Das Königtum hatte sich bisher bemüht, bestehende Burganlagen in Ordnung zu bringen bzw. strategisch wichtige Plätze neu zu befestigen. Doch blieben diese Anstrengungen Stückwerk, da keine Systematik dahinter stand. Als die Ungarn 924 erneut ins Reich einfielen, ergriff der erste ottonische (sächsische) König Heinrich I. (919-936) die Initiative. Wie seine Vorgänger vermied er den risikoreichen offenen Kampf, doch begann er planmäßig, das Land mit einem Netz von neuen Burgen und Befestigungsanlagen zu überziehen. Gleichzeitig erweckte er aufgegebene altfränkische Burgen zu neuem Leben und baute sie entsprechend "modern" aus. Um gegen die überfallartigen Angriffe der Ungarn gewappnet zu sein, ließ er ständige Besatzungen in seine Burgen legen. Da er im Jahr 926 einen Waffenstillstand mit den Ungarn schließen konnte, stand ihm ausreichend Zeit für sein umfangreiches Bauprogramm zur Verfügung. Diese Atempause, so berichtet der Chronist Widukund von Korvei, nutzte König Heinrich, um die Verteidigung des Reiches neu zu organisieren und zu garantieren, dass im Fall der Gefahr wirtschaftlich und herrschaftlich autarke Stützpunkte mit einer Burgmannschaft zur Verfügung standen. Dieses Programm ist als "Burgenordnung Heinrichs I." in die Geschichte eingegangen.

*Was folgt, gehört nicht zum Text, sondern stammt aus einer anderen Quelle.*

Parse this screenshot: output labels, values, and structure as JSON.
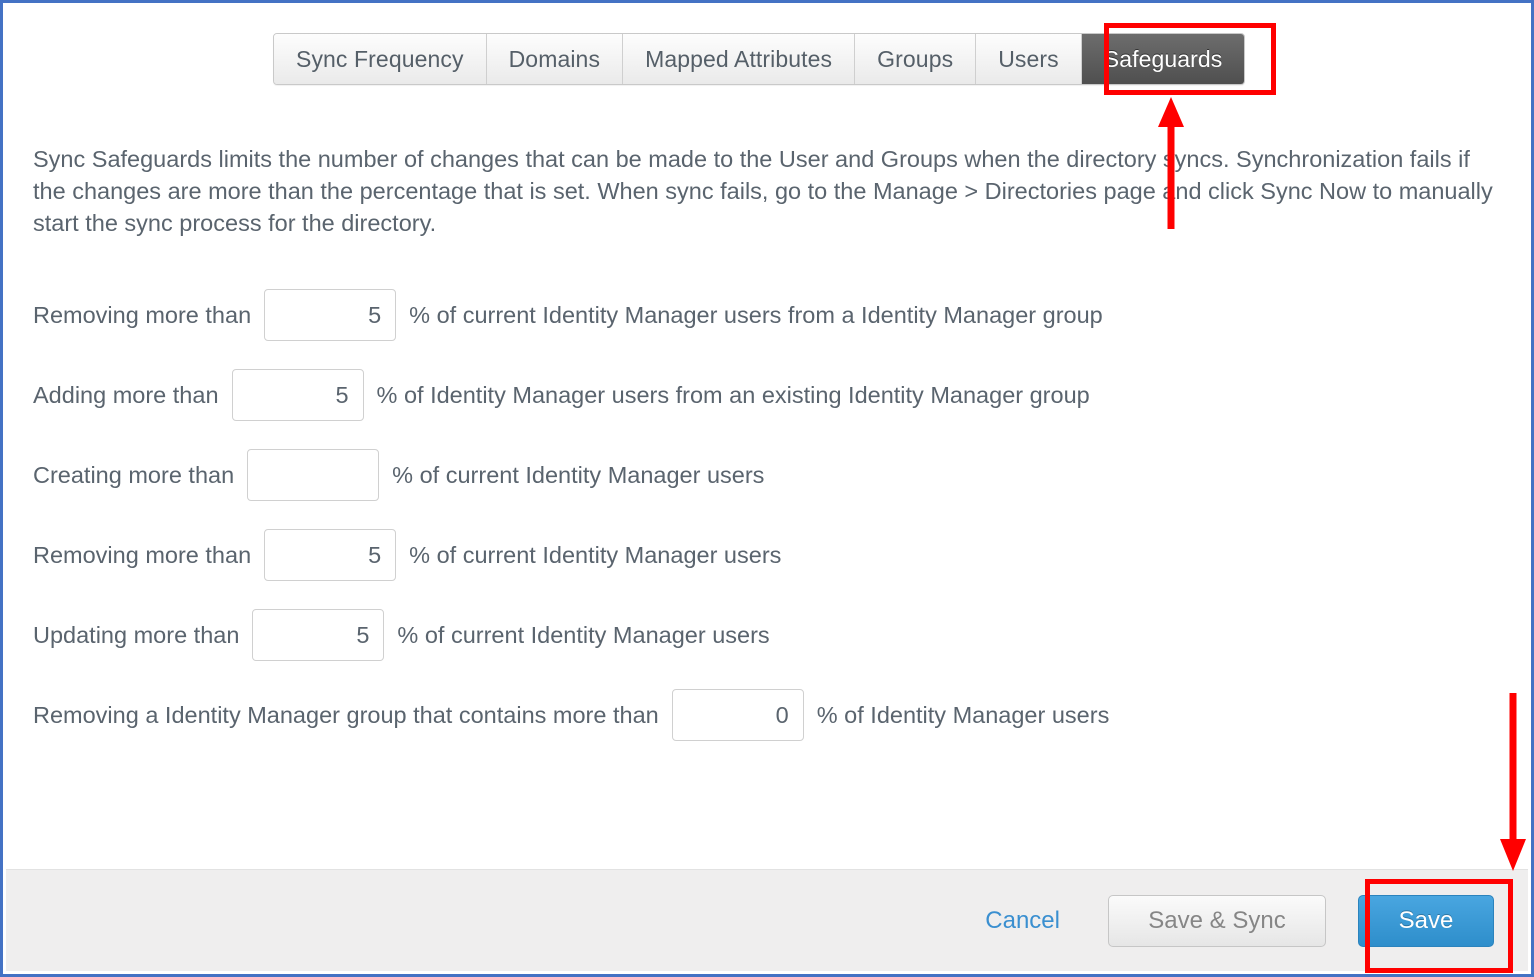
{
  "tabs": [
    {
      "label": "Sync Frequency",
      "active": false
    },
    {
      "label": "Domains",
      "active": false
    },
    {
      "label": "Mapped Attributes",
      "active": false
    },
    {
      "label": "Groups",
      "active": false
    },
    {
      "label": "Users",
      "active": false
    },
    {
      "label": "Safeguards",
      "active": true
    }
  ],
  "description": "Sync Safeguards limits the number of changes that can be made to the User and Groups when the directory syncs. Synchronization fails if the changes are more than the percentage that is set. When sync fails, go to the Manage > Directories page and click Sync Now to manually start the sync process for the directory.",
  "form": {
    "rows": [
      {
        "label": "Removing more than",
        "value": "5",
        "suffix": "% of current Identity Manager users from a Identity Manager group"
      },
      {
        "label": "Adding more than",
        "value": "5",
        "suffix": "% of Identity Manager users from an existing Identity Manager group"
      },
      {
        "label": "Creating more than",
        "value": "",
        "suffix": "% of current Identity Manager users"
      },
      {
        "label": "Removing more than",
        "value": "5",
        "suffix": "% of current Identity Manager users"
      },
      {
        "label": "Updating more than",
        "value": "5",
        "suffix": "% of current Identity Manager users"
      },
      {
        "label": "Removing a Identity Manager group that contains more than",
        "value": "0",
        "suffix": "% of Identity Manager users"
      }
    ]
  },
  "footer": {
    "cancel_label": "Cancel",
    "save_sync_label": "Save & Sync",
    "save_label": "Save"
  },
  "annotations": {
    "highlight_color": "#ff0000",
    "arrow_up_target": "Safeguards",
    "arrow_down_target": "Save"
  },
  "colors": {
    "page_border": "#4472c4",
    "active_tab_bg": "#5a5a5a",
    "primary_button": "#3a93d3",
    "link": "#3a8fd0",
    "text": "#5a646e",
    "footer_bg": "#efeeee"
  }
}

Im Jahr 926 forderte Heinrich I. auf dem Reichstag in Worms die Befestigung bzw. Wiederbefestigung geeigneter königlicher und privater Plätze sowie deren Unterhaltung und Sicherung durch feste Siedlergruppen. Der Chronist Widukind von Korvei berichtet, dass er dazu jeden neunten Mann von den ihm zur Verfügung stehenden königsfreien Berufskriegern (agrarii milites) auswählte und diesen in einer der Burgen (urbes) ansiedelte. Dieser Mann musste für die anderen acht (familiares) Wohnsitze (habitacula) und Fruchtscheuern errichten. Während er ständig auf der Burg wachte, lebten die anderen acht auf Höfen, kümmerten sich um die Feldarbeit und brachten die Ernte ein. Zentrum dieser Interessensgemeinschaft war die Burg, auf der alle Entscheidungen getroffen werden sollten. Der "Burgherr" musste Sorge tragen, dass "Tag und Nacht" an den Burg-und Wirtschaftsgebäuden gearbeitet wurde. Außerhalb dieser Burgbereiche (urbes) habe es - so berichtet Widukind von Korvei weiter - nur schwache oder gar keine Befestigungen gegeben.
Die Heinrichsburgen erlangten in der Auseinandersetzung mit den Ungarn offenbar nie größere Bedeutung, da es dem Herrscher schließlich gelang, die Eindringlinge in offenem Kampf auf dem Lechfeld (955) vernichtend zu schlagen. Einzelheiten zu den Burgen sind nicht überliefert; es ist noch nicht einmal bekannt, welche Burgen genau ihre Entstehung der Initiative des ersten sächsischen Herrschers verdanken.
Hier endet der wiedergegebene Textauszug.